The former Kent Police officer told insolvency practitioners he had ‘computer problems’ and that the business had become too big to manage, with the membership having grown to 4,500 in the last year.
Mr Stanley told case officers that when he forgot to put on a bet he would input information on his computer, which would incorrectly show members their money was going up.
Sportsmail revealed earlier this year that thousands of hard-working individuals in Kent and Essex had invested their savings in the betting syndicate, which operated on a word-of-mouth basis and had a rewards scheme to incentivise recommending friends and family.
Many now fear they were the victims of a Ponzi scheme. Mr Stanley has been questioned by police and a search warrant executed on his house in Maidstone, Kent.
A report by the Insolvency Register says there may be a shortfall on the £22m but that was the figure Mr Stanley had given.
Mike Stanley, the owner of betting syndicate Layezy Racing, declared himself bankrupt
Indeed, some members were initially told by administrators Duff and Phelps that the liabilities from the syndicate could be as much as £80m.
It has been estimated by case officers that Mr Stanley, who also founded the Layezy Racing Owners Club with 23 horses, has more than £2m in assets, including £1m in freehold property, an £80,000 Rolex watch and two cars worth a combined £98,000.
He has 23 personal bank accounts but the balances are unknown.
The report, which has been circulated to syndicate members, says: ‘When asked what his salary was from the business, he said he took what he needed at the time.
‘He said all properties were financed through the business and towards the end it became a pot, using it for everything.
The former police officer told insolvency practitioners he had ‘computer problems’
‘The owners club was set up to care for the horses; the syndicate money was used to purchase the horses.’
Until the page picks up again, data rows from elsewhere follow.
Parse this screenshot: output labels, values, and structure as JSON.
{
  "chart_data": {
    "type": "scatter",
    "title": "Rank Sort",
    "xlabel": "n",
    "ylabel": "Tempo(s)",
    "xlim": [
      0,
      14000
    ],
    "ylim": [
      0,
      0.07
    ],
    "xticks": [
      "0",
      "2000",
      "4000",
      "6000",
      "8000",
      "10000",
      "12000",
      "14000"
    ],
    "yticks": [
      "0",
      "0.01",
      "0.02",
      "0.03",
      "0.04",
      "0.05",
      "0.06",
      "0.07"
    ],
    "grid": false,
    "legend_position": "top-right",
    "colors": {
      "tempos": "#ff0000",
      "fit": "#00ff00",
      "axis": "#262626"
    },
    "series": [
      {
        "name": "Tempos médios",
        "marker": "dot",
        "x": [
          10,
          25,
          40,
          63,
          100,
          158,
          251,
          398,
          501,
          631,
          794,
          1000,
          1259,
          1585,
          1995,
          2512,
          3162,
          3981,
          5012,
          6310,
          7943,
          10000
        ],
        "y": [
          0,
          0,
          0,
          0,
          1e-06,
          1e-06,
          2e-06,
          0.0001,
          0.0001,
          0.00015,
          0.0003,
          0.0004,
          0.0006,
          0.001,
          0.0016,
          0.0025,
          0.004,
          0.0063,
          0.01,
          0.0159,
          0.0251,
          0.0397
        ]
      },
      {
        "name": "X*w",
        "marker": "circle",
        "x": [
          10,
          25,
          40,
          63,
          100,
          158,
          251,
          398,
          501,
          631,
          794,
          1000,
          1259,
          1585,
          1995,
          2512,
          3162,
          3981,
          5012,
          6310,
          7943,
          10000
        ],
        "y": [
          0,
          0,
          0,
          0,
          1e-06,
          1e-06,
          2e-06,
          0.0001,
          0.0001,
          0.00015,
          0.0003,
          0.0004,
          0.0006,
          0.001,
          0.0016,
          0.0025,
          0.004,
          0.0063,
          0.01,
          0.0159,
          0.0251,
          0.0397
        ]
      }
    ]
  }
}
The report also states: ‘In addition to the assets mentioned above, I have been made aware there is also $482,309.51 in Bitcoins and £52,315.47 in Ethereum to be realised depending on their current value. There is £118,393.91 in foreign exchange, €555,095.88 in silver bullion and $100,000 in an investment account in Australia.
‘All of these matters and the realisable value the trustees of Mr Stanley’s bankruptcy are dealing with.’